Let’s consider an example. As with Tuesday’s article, I assume that the employee will work until age 67. At that time, they will: 1) file for Social Security, receive 100% of the official full benefit, and 2) begin withdrawing from the 401(k) plan at an inflation-adjusted rate of 4.5% per year. That withdrawal percentage exceeds the figure that is usually recommended, but the time horizon is shorter than the customary 30 years, as I have stipulated a later retirement date. Also, my analysis considers a single investor rather than a couple with a joint lifespan.

With those assumptions, our hypothetical higher-income employee will need to have accumulated $1.78 million of 401(k) assets upon the retirement date to achieve an 80% income-replacement ratio. (All dollars, in this paragraph and elsewhere, are presented in 2023 values.)

Higher-Income Employee Assumptions

(In Current $)
A table showing the assumptions for the test case of how high the 401(k) contribution rates need to be, for higher-income employees seeking to meet their income-replacement goal in retirement.

Required Contribution Rates

I then computed the necessary lifetime 401(k) contribution rates to generate that final balance while varying two conditions: 1) the starting age for 401(k) participation and 2) the portfolio’s performance. The latter considers three investment scenarios: 1) High Return, which uses historic asset-class results; 2) Medium Return, which shaves the projected real annualized equity return to 5% from 7.5%; and 3) Low Return, which cuts the stock forecast further, to 2.5%.

The portfolios’ asset allocations mimic how target-date funds invest. (For further details on the investment assumptions, see Tuesday’s article.)

Below are the results.

Required Contribution Rates

(Annual Contribution Rate %, Including Company Match)
A table showing the required 401(k) contribution rates for higher-income employees who earn 90th percentile salaries, under different investment-performance assumptions, and different starting ages.

The good news for higher-income employees is that if they start their 401(k) accounts early and receive moderate or better investment performance, they should be able to reach the 80% retirement income standard. For participants with incomes from $100,000 to $150,000, Vanguard reports, the aggregate current contribution rate of its customers is 12.2%. That is sufficient.

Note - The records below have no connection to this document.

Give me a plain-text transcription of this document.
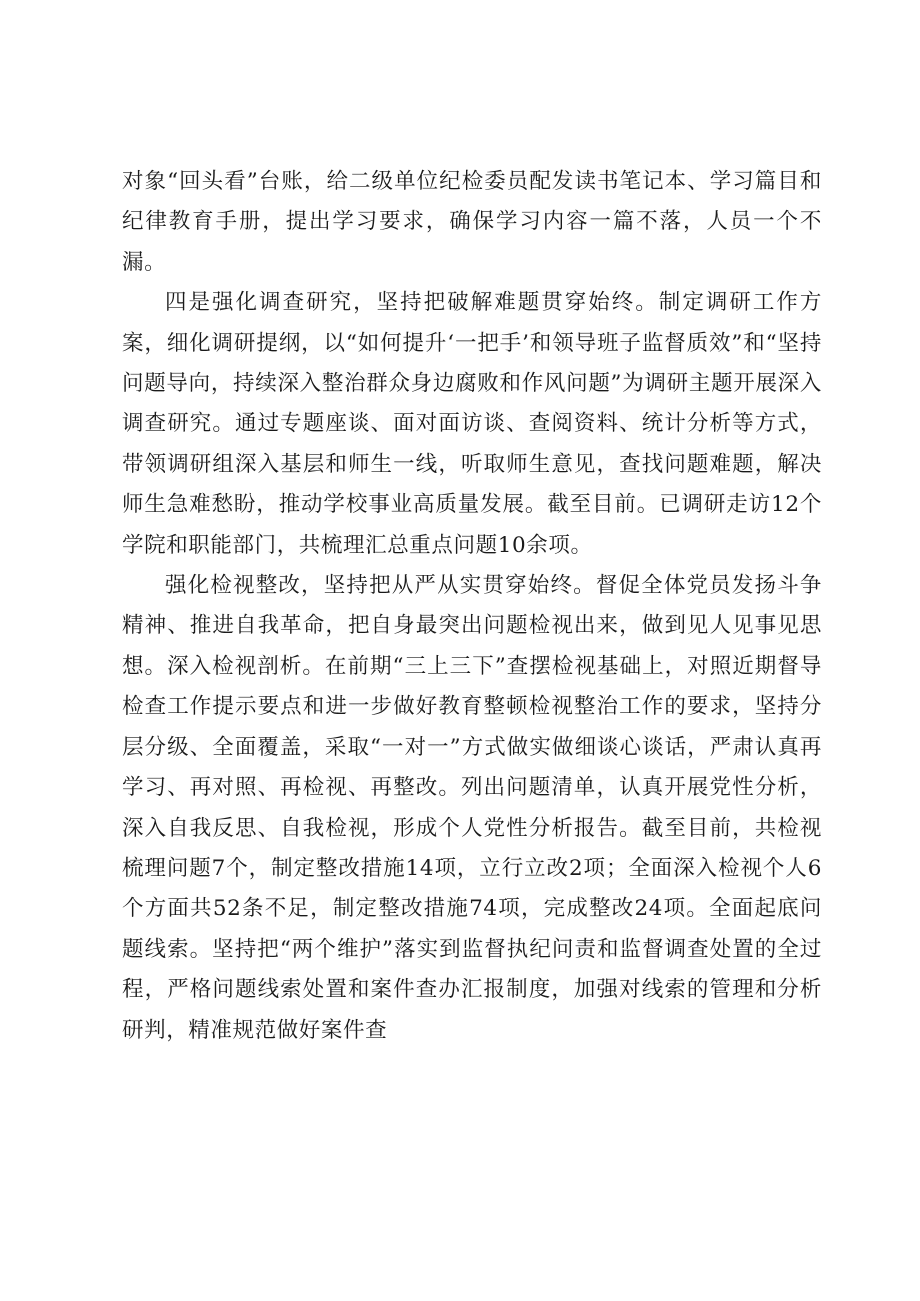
对象“回头看”台账，给二级单位纪检委员配发读书笔记本、学习篇目和纪律教育手册，提出学习要求，确保学习内容一篇不落，人员一个不漏。

四是强化调查研究，坚持把破解难题贯穿始终。制定调研工作方案，细化调研提纲，以“如何提升‘一把手’和领导班子监督质效”和“坚持问题导向，持续深入整治群众身边腐败和作风问题”为调研主题开展深入调查研究。通过专题座谈、面对面访谈、查阅资料、统计分析等方式，带领调研组深入基层和师生一线，听取师生意见，查找问题难题，解决师生急难愁盼，推动学校事业高质量发展。截至目前。已调研走访12个学院和职能部门，共梳理汇总重点问题10余项。

强化检视整改，坚持把从严从实贯穿始终。督促全体党员发扬斗争精神、推进自我革命，把自身最突出问题检视出来，做到见人见事见思想。深入检视剖析。在前期“三上三下”查摆检视基础上，对照近期督导检查工作提示要点和进一步做好教育整顿检视整治工作的要求，坚持分层分级、全面覆盖，采取“一对一”方式做实做细谈心谈话，严肃认真再学习、再对照、再检视、再整改。列出问题清单，认真开展党性分析，深入自我反思、自我检视，形成个人党性分析报告。截至目前，共检视梳理问题7个，制定整改措施14项，立行立改2项；全面深入检视个人6个方面共52条不足，制定整改措施74项，完成整改24项。全面起底问题线索。坚持把“两个维护”落实到监督执纪问责和监督调查处置的全过程，严格问题线索处置和案件查办汇报制度，加强对线索的管理和分析研判，精准规范做好案件查
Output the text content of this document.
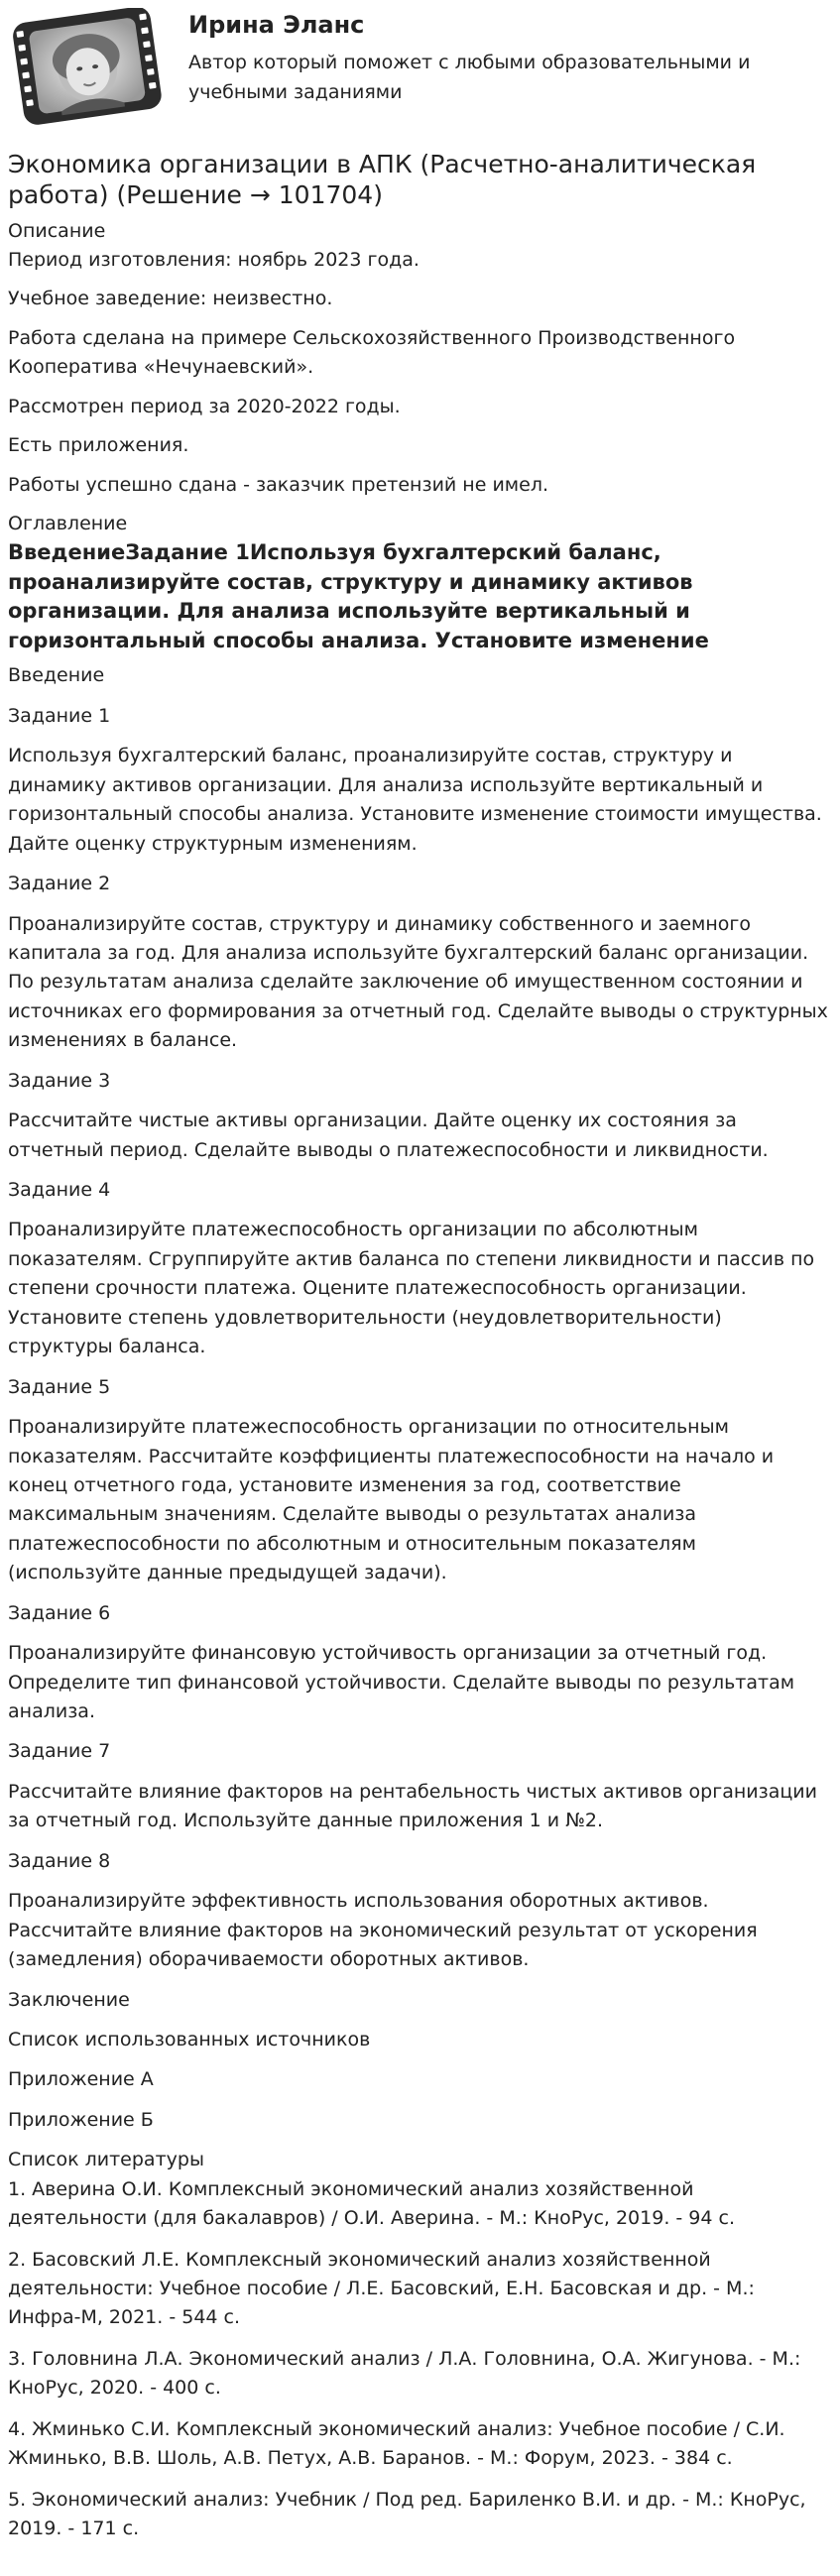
Ирина Эланс
Автор который поможет с любыми образовательными и учебными заданиями
Экономика организации в АПК (Расчетно-аналитическая работа) (Решение → 101704)
Описание

Период изготовления: ноябрь 2023 года.

Учебное заведение: неизвестно.

Работа сделана на примере Сельскохозяйственного Производственного Кооператива «Нечунаевский».

Рассмотрен период за 2020-2022 годы.

Есть приложения.

Работы успешно сдана - заказчик претензий не имел.

Оглавление
ВведениеЗадание 1Используя бухгалтерский баланс, проанализируйте состав, структуру и динамику активов организации. Для анализа используйте вертикальный и горизонтальный способы анализа. Установите изменение
Введение
Задание 1
Используя бухгалтерский баланс, проанализируйте состав, структуру и динамику активов организации. Для анализа используйте вертикальный и горизонтальный способы анализа. Установите изменение стоимости имущества. Дайте оценку структурным изменениям.
Задание 2
Проанализируйте состав, структуру и динамику собственного и заемного капитала за год. Для анализа используйте бухгалтерский баланс организации. По результатам анализа сделайте заключение об имущественном состоянии и источниках его формирования за отчетный год. Сделайте выводы о структурных изменениях в балансе.
Задание 3
Рассчитайте чистые активы организации. Дайте оценку их состояния за отчетный период. Сделайте выводы о платежеспособности и ликвидности.
Задание 4
Проанализируйте платежеспособность организации по абсолютным показателям. Сгруппируйте актив баланса по степени ликвидности и пассив по степени срочности платежа. Оцените платежеспособность организации. Установите степень удовлетворительности (неудовлетворительности) структуры баланса.
Задание 5
Проанализируйте платежеспособность организации по относительным показателям. Рассчитайте коэффициенты платежеспособности на начало и конец отчетного года, установите изменения за год, соответствие максимальным значениям. Сделайте выводы о результатах анализа платежеспособности по абсолютным и относительным показателям (используйте данные предыдущей задачи).
Задание 6
Проанализируйте финансовую устойчивость организации за отчетный год. Определите тип финансовой устойчивости. Сделайте выводы по результатам анализа.
Задание 7
Рассчитайте влияние факторов на рентабельность чистых активов организации за отчетный год. Используйте данные приложения 1 и №2.
Задание 8
Проанализируйте эффективность использования оборотных активов. Рассчитайте влияние факторов на экономический результат от ускорения (замедления) оборачиваемости оборотных активов.
Заключение
Список использованных источников
Приложение А
Приложение Б
Список литературы
1. Аверина О.И. Комплексный экономический анализ хозяйственной деятельности (для бакалавров) / О.И. Аверина. - М.: КноРус, 2019. - 94 с.
2. Басовский Л.Е. Комплексный экономический анализ хозяйственной деятельности: Учебное пособие / Л.Е. Басовский, Е.Н. Басовская и др. - М.: Инфра-М, 2021. - 544 с.
3. Головнина Л.А. Экономический анализ / Л.А. Головнина, О.А. Жигунова. - М.: КноРус, 2020. - 400 с.
4. Жминько С.И. Комплексный экономический анализ: Учебное пособие / С.И. Жминько, В.В. Шоль, А.В. Петух, А.В. Баранов. - М.: Форум, 2023. - 384 с.
5. Экономический анализ: Учебник / Под ред. Бариленко В.И. и др. - М.: КноРус, 2019. - 171 с.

The bad news for higher-income employees is that the projections give them little wiggle room. Reaching the income-replacement target when equity performance is sluggish calls for either an initial 18.5% 401(k) contribution rate or a 20%-plus savings rate later in the employee’s career. The first possibility is unrealistic, the second severe. Nor can higher-income employees tolerate investment delay: Those who wait until 35 years old to begin contributing to their 401(k) plans in earnest are implicitly depending upon a bull stock market to bail them out.

A Stricter Standard

This article’s final table compares the retirement outcomes for higher-income employees versus those of their median-income peers, assuming a 15% contribution rate and the same matrix of starting ages and investment returns. Green boxes show that both sets of employees achieved the 80% income-replacement goal. Yellow boxes indicate that only the median investor managed the feat, while pink boxes signify that neither was successful.

Goal Achievement, With 15% Contribution Rate

(Higher-Income Verus Median Employee)
A table comparing the situation of median-income and higher-income employees, for a 401(k) retirement goal, assuming various levels of investment performances and various starting ages.

With 401(k) investing, one contribution rate size does not fit all. Higher-income employees must do more.

The views expressed here are the author’s.